Cassini spacecraft finds ingredient of household plastic in space

The spacecraft detected propylene on Titan, which is the first definitive detection of the plastic ingredient on any moon or plant other than Earth.
By , and | Published: October 1, 2013 | Last updated on May 18, 2023
Saturn's largest moon,Titan
NASA’s Cassini spacecraft looks toward the night side of Saturn’s largest moon and sees sunlight scattering through the periphery of Titan’s atmosphere and forming a ring of color.
NASA/JPL-Caltech/Space Science Institute
NASA’s Cassini spacecraft has detected propylene, a chemical used to make food-storage containers, car bumpers, and other consumer products, on Saturn’s moon Titan.

This is the first definitive detection of the plastic ingredient on any moon or planet, other than Earth.

Cassini’s Composite Infrared Spectrometer (CIRS) identified a small amount of propylene in Titan’s lower atmosphere. This instrument measures the infrared light, or heat radiation, emitted from Saturn and its moons in much the same way our hands feel the warmth of a fire.

Propylene is the first molecule to be discovered on Titan using CIRS. By isolating the same signal at various altitudes within the lower atmosphere, researchers identified the chemical with a high degree of confidence.

“This chemical is all around us in everyday life, strung together in long chains to form a plastic called polypropylene,” said Conor Nixon from NASA’s Goddard Space Flight Center in Greenbelt, Maryland. “That plastic container at the grocery store with the recycling code 5 on the bottom — that’s polypropylene.”

CIRS can identify a particular gas glowing in the lower layers of the atmosphere from its unique thermal fingerprint. The challenge is to isolate this one signature from the signals of all other gases around it.

The detection of the chemical fills in a mysterious gap in Titan observations that dates back to NASA’s Voyager 1 spacecraft and the first-ever close flyby of this moon in 1980.

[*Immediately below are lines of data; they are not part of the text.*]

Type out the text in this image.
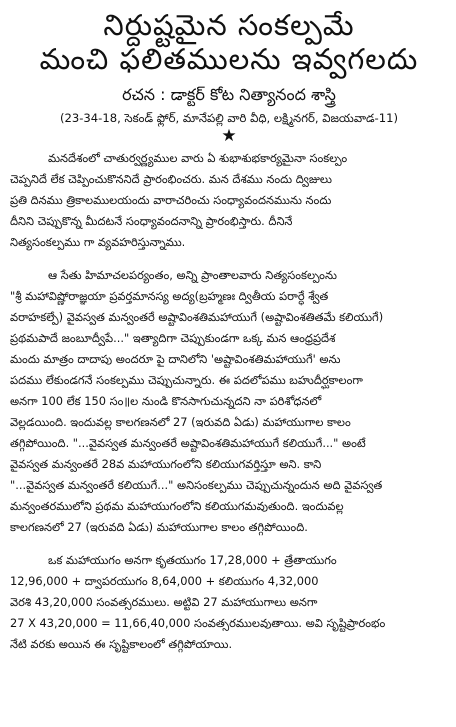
నిర్దుష్టమైన సంకల్పమే
మంచి ఫలితములను ఇవ్వగలదు
రచన : డాక్టర్ కోట నిత్యానంద శాస్త్రి
(23-34-18, సెకండ్ ఫ్లోర్, మానేపల్లి వారి వీధి, లక్ష్మినగర్, విజయవాడ-11)
★

మనదేశంలో చాతుర్వర్ణ్యముల వారు ఏ శుభాశుభకార్యమైనా సంకల్పం

చెప్పనిదే లేక చెప్పించుకొననిదే ప్రారంభించరు. మన దేశము నందు ద్విజులు

ప్రతి దినము త్రికాలములయందు వారాచరించు సంధ్యావందనమును నందు

దీనిని చెప్పుకొన్న మీదటనే సంధ్యావందనాన్ని ప్రారంభిస్తారు. దీనినే

నిత్యసంకల్పము గా వ్యవహరిస్తున్నాము.

ఆ సేతు హిమాచలపర్యంతం, అన్ని ప్రాంతాలవారు నిత్యసంకల్పంను

"శ్రీ మహావిష్ణోరాజ్ఞయా ప్రవర్తమానస్య అద్య(బ్రహ్మణః ద్వితీయ పరార్ధే శ్వేత

వరాహకల్పే) వైవస్వత మన్వంతరే అష్టావింశతిమహాయుగే (అష్టావింశతితమే కలియుగే)

ప్రథమపాదే జంబూద్వీపే..." ఇత్యాదిగా చెప్పుకుండగా ఒక్క మన ఆంధ్రప్రదేశ

మందు మాత్రం దాదాపు అందరూ పై దానిలోని 'అష్టావింశతిమహాయుగే' అను

పదము లేకుండగనే సంకల్పము చెప్పుచున్నారు. ఈ పదలోపము బహుదీర్ఘకాలంగా

అనగా 100 లేక 150 సం॥ల నుండి కొనసాగుచున్నదని నా పరిశోధనలో

వెల్లడయింది. ఇందువల్ల కాలగణనలో 27 (ఇరువది ఏడు) మహాయుగాల కాలం

తగ్గిపోయింది. "...వైవస్వత మన్వంతరే అష్టావింశతిమహాయుగే కలియుగే..." అంటే

వైవస్వత మన్వంతరే 28వ మహాయుగంలోని కలియుగవర్తిస్తూ అని. కాని

"...వైవస్వత మన్వంతరే కలియుగే..." అనిసంకల్పము చెప్పుచున్నందున అది వైవస్వత

మన్వంతరములోని ప్రథమ మహాయుగంలోని కలియుగమవుతుంది. ఇందువల్ల

కాలగణనలో 27 (ఇరువది ఏడు) మహాయుగాల కాలం తగ్గిపోయింది.

ఒక మహాయుగం అనగా కృతయుగం 17,28,000 + త్రేతాయుగం

12,96,000 + ద్వాపరయుగం 8,64,000 + కలియుగం 4,32,000

వెరశి 43,20,000 సంవత్సరములు. అట్టివి 27 మహాయుగాలు అనగా

27 X 43,20,000 = 11,66,40,000 సంవత్సరములవుతాయి. అవి సృష్టిప్రారంభం

నేటి వరకు అయిన ఈ సృష్టికాలంలో తగ్గిపోయాయి.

Voyager identified many of the gases in Titan’s hazy brownish atmosphere as hydrocarbons, the chemicals that primarily make up petroleum and other fossil fuels on Earth.

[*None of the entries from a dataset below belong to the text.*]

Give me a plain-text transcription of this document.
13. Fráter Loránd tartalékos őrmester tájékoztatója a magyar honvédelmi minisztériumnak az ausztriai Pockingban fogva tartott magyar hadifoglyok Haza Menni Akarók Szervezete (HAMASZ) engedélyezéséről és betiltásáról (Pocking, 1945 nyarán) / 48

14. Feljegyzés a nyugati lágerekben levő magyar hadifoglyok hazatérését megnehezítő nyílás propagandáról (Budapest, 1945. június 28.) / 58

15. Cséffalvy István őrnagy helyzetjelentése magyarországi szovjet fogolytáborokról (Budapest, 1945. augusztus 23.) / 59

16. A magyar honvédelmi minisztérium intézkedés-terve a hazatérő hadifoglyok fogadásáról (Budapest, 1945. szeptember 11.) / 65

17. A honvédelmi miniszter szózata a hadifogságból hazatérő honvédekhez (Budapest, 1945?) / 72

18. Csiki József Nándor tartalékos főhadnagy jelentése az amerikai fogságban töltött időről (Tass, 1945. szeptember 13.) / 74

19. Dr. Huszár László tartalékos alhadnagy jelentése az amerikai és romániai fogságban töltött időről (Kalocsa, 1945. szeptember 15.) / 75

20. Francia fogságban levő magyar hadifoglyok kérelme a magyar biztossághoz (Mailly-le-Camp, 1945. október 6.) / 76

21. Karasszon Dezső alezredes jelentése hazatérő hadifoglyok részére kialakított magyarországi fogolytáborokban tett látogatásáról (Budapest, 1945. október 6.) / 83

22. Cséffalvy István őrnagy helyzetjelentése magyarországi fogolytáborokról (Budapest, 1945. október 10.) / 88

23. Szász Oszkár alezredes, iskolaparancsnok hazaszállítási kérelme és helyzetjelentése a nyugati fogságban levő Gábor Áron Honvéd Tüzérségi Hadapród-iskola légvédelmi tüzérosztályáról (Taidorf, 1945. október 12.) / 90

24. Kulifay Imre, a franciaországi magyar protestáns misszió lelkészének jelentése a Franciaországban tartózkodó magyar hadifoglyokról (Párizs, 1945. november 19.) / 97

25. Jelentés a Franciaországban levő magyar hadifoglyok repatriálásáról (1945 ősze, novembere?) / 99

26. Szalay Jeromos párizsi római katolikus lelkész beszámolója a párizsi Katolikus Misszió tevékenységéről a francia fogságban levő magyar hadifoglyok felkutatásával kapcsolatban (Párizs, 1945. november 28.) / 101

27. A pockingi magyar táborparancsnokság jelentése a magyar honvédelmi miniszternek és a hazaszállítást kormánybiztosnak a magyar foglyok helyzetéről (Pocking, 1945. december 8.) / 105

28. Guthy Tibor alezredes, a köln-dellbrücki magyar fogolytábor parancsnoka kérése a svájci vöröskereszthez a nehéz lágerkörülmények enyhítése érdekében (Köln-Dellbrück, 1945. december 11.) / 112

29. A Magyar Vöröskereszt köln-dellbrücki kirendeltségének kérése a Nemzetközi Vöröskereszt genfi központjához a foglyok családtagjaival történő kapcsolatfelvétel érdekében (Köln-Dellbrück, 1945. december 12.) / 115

On Titan, hydrocarbons form after sunlight breaks apart methane, the second-most plentiful gas in that atmosphere. The newly freed fragments can link up to form chains with two, three, or more carbons. The family of chemicals with two carbons includes the flammable gas ethane. Propane, a common fuel for portable stoves, belongs to the three-carbon family.

Voyager detected all members of the one- and two-carbon families in Titan’s atmosphere. From the three-carbon family, the spacecraft found propane, the heaviest member, and propyne, one of the lightest members. But the middle chemicals, one of which is propylene, were missing.

As researchers continued to discover more and more chemicals in Titan’s atmosphere using ground- and space-based instruments, propylene was one that remained elusive. It was finally found as a result of more detailed analysis of the CIRS data.

“This measurement was very difficult to make because propylene’s weak signature is crowded by related chemicals with much stronger signals,” said Michael Flasar, Goddard scientist and principal investigator for CIRS. “This success boosts our confidence that we will find still more chemicals long hidden in Titan’s atmosphere.”

Cassini’s mass spectrometer, a device that looks at the composition of Titan’s atmosphere, had hinted earlier that propylene might be present in the upper atmosphere. However, a positive identification had not been made.

“I am always excited when scientists discover a molecule that has never been observed before in an atmosphere,” said Scott Edgington from NASA’s Jet Propulsion Laboratory in Pasadena, California. “This new piece of the puzzle will provide an additional test of how well we understand the chemical zoo that makes up Titan’s atmosphere.”